Data from the Kenya Dairy Board shows that farmers delivered 470.8 million litres of milk last year compared to 437.8 million litres in 2010.

Brookside Dairies cemented its position as Kenya’s leading processor, taking up 37.5 per cent of the total supplies equivalent to 177 million litres up from 156.9 million litres in 2010.

This year, the country has had an acute shortage of milk with most of the processors turning to New KCC for supply of powdered milk for re-packaging.

Industry players have blamed the current shortage, which has resulted in a half litre packet retailing at between Sh46 and Sh50, on inadequate fodder.

“The shortage was from those farmers who could not get feed for their animals. The rains have now come and we have started seeing milk intake coming up,” said Matu Wamae, the New KCC chairman.

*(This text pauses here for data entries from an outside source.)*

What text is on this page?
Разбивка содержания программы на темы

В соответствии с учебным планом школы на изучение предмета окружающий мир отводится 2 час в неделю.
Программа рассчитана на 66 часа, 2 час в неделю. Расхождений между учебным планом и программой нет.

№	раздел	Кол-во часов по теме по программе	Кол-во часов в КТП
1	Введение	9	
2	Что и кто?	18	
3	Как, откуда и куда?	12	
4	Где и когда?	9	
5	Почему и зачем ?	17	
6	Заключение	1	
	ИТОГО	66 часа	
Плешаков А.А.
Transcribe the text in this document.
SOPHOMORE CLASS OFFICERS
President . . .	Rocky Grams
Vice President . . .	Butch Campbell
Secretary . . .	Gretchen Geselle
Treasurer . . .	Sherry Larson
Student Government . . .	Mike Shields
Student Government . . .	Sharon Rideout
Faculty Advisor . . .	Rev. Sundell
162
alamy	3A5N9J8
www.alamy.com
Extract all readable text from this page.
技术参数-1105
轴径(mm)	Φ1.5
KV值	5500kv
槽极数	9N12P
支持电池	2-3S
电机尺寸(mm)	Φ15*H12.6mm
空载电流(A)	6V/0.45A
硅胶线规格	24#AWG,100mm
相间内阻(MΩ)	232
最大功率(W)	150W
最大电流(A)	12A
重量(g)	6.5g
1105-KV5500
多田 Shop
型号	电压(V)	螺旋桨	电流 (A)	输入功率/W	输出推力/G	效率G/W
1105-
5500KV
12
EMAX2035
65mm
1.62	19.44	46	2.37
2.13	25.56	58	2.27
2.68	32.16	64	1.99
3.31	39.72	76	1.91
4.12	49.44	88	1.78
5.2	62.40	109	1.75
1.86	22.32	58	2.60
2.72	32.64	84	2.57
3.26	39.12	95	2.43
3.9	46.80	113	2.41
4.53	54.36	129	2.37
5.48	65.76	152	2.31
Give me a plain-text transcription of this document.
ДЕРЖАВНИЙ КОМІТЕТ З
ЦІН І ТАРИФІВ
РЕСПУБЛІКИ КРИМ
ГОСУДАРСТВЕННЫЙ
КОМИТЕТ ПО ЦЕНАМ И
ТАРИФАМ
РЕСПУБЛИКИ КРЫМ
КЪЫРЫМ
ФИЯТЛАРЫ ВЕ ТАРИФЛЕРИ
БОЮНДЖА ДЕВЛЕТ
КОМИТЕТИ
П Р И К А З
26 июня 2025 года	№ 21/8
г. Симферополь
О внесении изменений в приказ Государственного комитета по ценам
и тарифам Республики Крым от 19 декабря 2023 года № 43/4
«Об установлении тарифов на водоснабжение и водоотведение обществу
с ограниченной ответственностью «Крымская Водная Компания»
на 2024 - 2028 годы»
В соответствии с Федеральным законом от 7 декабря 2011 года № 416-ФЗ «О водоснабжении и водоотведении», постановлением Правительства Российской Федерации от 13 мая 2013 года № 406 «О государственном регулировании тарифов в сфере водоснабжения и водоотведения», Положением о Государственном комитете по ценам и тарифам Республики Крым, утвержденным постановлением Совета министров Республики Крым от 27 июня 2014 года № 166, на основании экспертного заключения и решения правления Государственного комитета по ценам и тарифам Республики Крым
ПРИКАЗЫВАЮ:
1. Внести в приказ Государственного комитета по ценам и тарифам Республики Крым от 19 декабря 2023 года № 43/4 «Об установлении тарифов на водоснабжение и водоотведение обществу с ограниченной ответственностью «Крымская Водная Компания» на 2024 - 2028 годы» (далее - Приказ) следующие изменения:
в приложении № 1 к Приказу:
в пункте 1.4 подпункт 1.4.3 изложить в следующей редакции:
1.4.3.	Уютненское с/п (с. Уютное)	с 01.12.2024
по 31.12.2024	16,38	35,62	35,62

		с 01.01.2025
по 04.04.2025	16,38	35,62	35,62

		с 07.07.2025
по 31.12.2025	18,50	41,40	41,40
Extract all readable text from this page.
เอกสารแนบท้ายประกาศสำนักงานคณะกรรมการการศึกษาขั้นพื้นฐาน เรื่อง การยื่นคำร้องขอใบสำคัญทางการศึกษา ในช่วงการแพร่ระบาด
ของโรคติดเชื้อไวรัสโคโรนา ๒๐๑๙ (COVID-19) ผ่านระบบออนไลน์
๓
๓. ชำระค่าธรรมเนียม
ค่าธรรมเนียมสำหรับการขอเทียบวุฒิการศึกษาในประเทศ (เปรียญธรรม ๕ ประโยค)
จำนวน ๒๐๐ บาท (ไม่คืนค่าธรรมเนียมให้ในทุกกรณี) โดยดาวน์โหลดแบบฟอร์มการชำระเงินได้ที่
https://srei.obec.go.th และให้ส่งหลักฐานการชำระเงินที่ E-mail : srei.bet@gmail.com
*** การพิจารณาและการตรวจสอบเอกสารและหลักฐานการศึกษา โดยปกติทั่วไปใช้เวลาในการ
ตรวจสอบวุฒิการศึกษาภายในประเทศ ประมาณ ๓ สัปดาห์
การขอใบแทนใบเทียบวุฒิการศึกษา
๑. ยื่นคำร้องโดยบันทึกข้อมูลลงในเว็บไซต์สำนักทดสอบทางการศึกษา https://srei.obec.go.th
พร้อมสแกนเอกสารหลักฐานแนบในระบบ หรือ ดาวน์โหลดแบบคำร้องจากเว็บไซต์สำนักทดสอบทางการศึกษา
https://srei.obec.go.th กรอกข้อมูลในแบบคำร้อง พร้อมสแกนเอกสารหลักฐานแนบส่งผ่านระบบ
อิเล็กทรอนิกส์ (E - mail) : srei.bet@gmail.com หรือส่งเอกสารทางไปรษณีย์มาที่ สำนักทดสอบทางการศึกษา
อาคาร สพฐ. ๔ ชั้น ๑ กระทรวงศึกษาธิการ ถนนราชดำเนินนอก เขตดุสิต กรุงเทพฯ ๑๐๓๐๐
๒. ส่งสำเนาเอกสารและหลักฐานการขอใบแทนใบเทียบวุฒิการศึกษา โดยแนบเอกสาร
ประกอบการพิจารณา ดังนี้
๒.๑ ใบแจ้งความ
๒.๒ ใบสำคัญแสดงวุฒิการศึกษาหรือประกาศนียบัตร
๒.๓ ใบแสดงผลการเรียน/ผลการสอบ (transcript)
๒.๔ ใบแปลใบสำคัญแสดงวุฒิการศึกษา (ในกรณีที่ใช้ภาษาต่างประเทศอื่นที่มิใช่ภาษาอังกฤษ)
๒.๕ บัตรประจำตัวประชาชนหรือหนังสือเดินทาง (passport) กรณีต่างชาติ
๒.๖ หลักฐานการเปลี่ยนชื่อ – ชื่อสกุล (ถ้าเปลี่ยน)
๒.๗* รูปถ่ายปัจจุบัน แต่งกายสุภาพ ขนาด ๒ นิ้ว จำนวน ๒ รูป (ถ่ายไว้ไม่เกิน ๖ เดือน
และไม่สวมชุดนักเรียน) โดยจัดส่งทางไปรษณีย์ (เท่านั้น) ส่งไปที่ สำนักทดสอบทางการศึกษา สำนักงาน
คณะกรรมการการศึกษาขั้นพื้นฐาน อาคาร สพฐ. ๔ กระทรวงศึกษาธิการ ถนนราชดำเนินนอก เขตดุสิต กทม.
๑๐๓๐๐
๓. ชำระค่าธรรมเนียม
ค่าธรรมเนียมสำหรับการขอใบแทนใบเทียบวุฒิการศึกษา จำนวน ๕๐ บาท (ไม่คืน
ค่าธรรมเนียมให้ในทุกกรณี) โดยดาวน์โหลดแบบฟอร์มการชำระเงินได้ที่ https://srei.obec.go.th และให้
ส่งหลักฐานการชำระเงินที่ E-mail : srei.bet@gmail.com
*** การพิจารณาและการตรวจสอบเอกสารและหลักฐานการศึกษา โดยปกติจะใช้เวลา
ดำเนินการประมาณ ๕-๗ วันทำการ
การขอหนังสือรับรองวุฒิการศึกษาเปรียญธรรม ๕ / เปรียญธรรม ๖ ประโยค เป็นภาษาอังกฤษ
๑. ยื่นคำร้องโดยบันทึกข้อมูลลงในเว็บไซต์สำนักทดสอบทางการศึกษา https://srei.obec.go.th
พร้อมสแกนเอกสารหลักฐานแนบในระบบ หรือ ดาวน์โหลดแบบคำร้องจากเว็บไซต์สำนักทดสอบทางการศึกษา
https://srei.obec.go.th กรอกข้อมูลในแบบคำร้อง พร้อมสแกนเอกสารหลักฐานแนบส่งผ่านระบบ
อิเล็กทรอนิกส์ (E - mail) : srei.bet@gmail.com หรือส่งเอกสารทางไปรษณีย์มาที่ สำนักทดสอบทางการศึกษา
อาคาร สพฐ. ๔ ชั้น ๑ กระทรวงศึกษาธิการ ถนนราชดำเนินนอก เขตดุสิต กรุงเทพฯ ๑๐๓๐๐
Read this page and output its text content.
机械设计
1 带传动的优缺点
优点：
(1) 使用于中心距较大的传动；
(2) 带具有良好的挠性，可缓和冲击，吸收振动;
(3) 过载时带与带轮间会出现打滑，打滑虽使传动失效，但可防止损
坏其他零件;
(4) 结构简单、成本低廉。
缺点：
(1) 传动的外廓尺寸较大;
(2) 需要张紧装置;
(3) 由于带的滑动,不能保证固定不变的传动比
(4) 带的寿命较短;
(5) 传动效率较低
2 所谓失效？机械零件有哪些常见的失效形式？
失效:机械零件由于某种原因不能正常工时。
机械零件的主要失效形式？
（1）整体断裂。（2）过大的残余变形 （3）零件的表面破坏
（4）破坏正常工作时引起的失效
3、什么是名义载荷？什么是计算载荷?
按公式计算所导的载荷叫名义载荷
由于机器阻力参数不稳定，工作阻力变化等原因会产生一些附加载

The month of July had the highest delivery of 43.7 million litres, while March recorded the lowest, 31.9 million.

Brookside Dairy, associated with deputy Prime Minister Uhuru Kenyatta’s family, surpassed New KCC as the top processor in 2010 and widened the gap last year as deliveries to New KCC declined.

“It has been a case of expansion of our market with a lot of it being sales driven. We not only serve the local market but we are exporting, creating a huge demand,” said John Gethi, general manager of milk supply and procurement at Brookside.

The government-owned processor received 140.1 million litres of milk last year, compared to 152.9 million litres a year earlier, lowering its market share to 30 per cent from 34 per cent.

Entry of new investors and growth of small players to nationwide milk collectors has eaten into the New KCC’s market share, even as the government contemplates its privatisation.

“We now have too many players in the market so competition is high,” said Mr Wamae. Githunguri Dairies retained its position as the third biggest processor handling 64.7 million litres up from 55.7 million in 2010. Githunguri Dairies restricts itself to collecting milk from farmers in the surrounding areas. Buzeki Dairies displaced New Sameer in the fourth position following investment in equipment with the capacity to preserve 210,000 litres of milk per day, compared to the previous 50,000.

Their milk intake more than doubled last year to 19.2 million litres from 7.6 million. Following the milk glut in 2010, most milk companies upgraded equipment and installed new long-life milk processors to accommodate farmers’ erratic production.

“We have additional capacity following an upgrade of our equipment and modernisation of our processes so we can accommodate much more,” said Mr Wamae.

Stakeholders in the sector have been pushing for subsidies for farmers involved in zero grazing and a drop in number of barriers of trade in the East Africa region.

In a forum last year, the stakeholders said that a easier trade would open fresh opportunities for countries to share technologies and smoothen fluctuations as excesses when processed would still have a market and collections during shortages would be diversified.